Heathrow Airport fined by Information Commissioner’s Office (ICO) following Queen’s travel plans are exposed. | Serious failings in airport’s data protection processes prompts £120,000 fine. The ICO has fined Heathrow Airport Limited (HAL) £120,000 by for failing to secure personal data held on its network. In October 2017 a USB memory stick containing over 1,000 unencrypted files was lost by a HAL employee. The memory stick, which was later found by a member of the public, was not password protected. The finder viewed the material it contained at a local library, before passing the stick to The Daily Mirror. The newspaper said the USB stick was discovered in Ilbert Street in Queen’s Park, west London. It reportedly contained information such as security measures used to protect the Queen at Europe’s busiest airport. Also, the types of ID required to access restricted areas, and the locations of CCTV cameras. The newspaper took copies of the data before returning the stick to Heathrow Airport. The official line….
“Heathrow Airport fined for failing to ensure that the personal data held on its network was properly secured.”
ICO Director of Investigations, Steve Eckersley, said:
Heathrow Airport has been fined £120,000 after a data leak reportedly revealing details about the Queen’s travel plans sparked a major investigation.

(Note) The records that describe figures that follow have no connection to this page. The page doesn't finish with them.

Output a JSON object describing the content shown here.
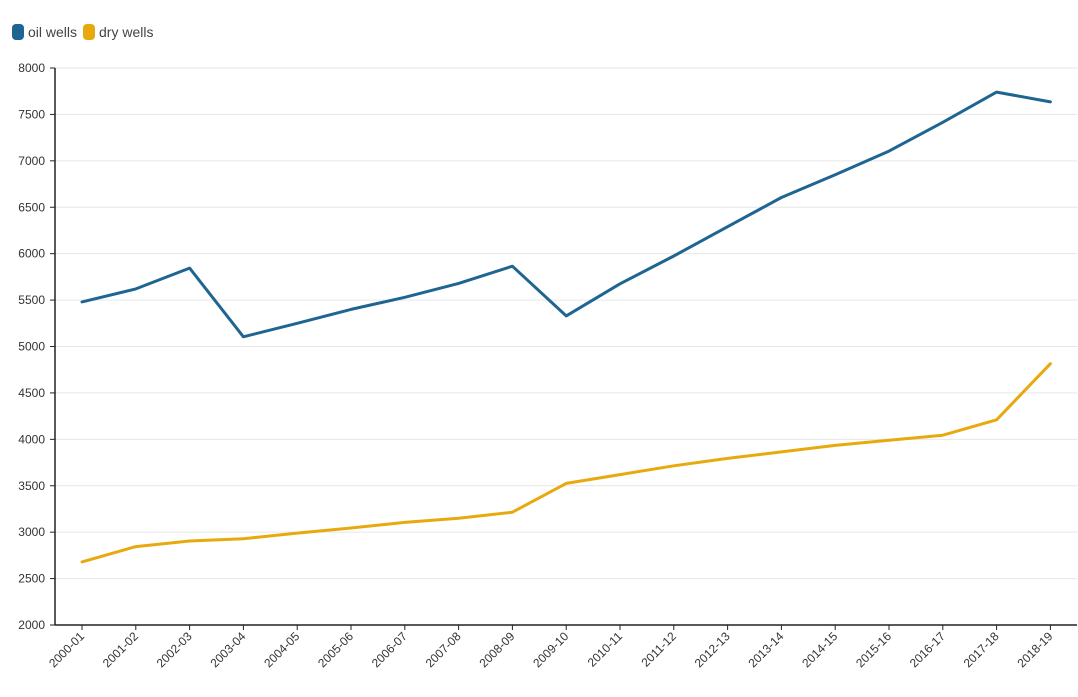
{
  "chart_data": {
    "type": "line",
    "title": "",
    "xlabel": "",
    "ylabel": "",
    "categories": [
      "2000-01",
      "2001-02",
      "2002-03",
      "2003-04",
      "2004-05",
      "2005-06",
      "2006-07",
      "2007-08",
      "2008-09",
      "2009-10",
      "2010-11",
      "2011-12",
      "2012-13",
      "2013-14",
      "2014-15",
      "2015-16",
      "2016-17",
      "2017-18",
      "2018-19"
    ],
    "ylim": [
      2000,
      8000
    ],
    "yticks": [
      2000,
      2500,
      3000,
      3500,
      4000,
      4500,
      5000,
      5500,
      6000,
      6500,
      7000,
      7500,
      8000
    ],
    "grid": "horizontal",
    "legend_position": "top-left",
    "series": [
      {
        "name": "oil wells",
        "color": "#1f6591",
        "values": [
          5480,
          5620,
          5845,
          5105,
          5250,
          5400,
          5530,
          5680,
          5865,
          5330,
          5675,
          5975,
          6290,
          6605,
          6850,
          7105,
          7415,
          7740,
          7635
        ]
      },
      {
        "name": "dry wells",
        "color": "#e8a90e",
        "values": [
          2680,
          2845,
          2905,
          2930,
          2990,
          3045,
          3105,
          3150,
          3215,
          3525,
          3620,
          3715,
          3795,
          3865,
          3935,
          3990,
          4045,
          4210,
          4815
        ]
      }
    ]
  }
}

The Information Commissioner’s Office handed out the fine after a member of the public found a USB memory stick which had been lost by a “rogue” member of Heathrow staff. The ICO said it contained a training video containing personal details of 10 individuals “involved in a particular greeting party”. Details of up to 50 Heathrow security personnel were also stored on the device. Following the fine, ICO director of investigations, Steve Eckersley, said:
Data protection should have been high on Heathrow’s agenda. But our investigation found a catalogue of shortcomings in corporate standards, training and vision that indicated otherwise. Data protection is a boardroom issue and it is imperative that businesses have the policies, procedures and training in place to minimise any vulnerabilities of the personal information that has been entrusted to them.
Inadequate training and data protection controls
Only 2% of the 6,500-strong workforce had received data protection training, according to the ICO investigation. The ICO raised other concerns during the investigation. These included the widespread use of removable media in contravention of Heathrow’s own policies. Also lack of guidance and ineffective controls preventing personal data from being downloaded onto unauthorised or unencrypted media. Since being informed of the breach, HAL has implemented a number of remedial actions including:
reporting the matter to the police;
acting to contain the incident, and;
engaging a third party specialist to monitor the internet and dark web.
A spokesperson for Heathrow Airport said:
Following this incident the company took swift action and strengthened processes and policies. We accept the fine that the ICO have deemed appropriate and spoken to all individuals involved. We recognise that this should never have happened and would like to reassure everyone that necessary changes have been implemented including the start of an extensive, information security training programme which is being rolled out company-wide…
The case was dealt with under the provisions and maximum penalties of the Data Protection Act 1998, and not the 2018 Act which has replaced it, because of the date of the breach.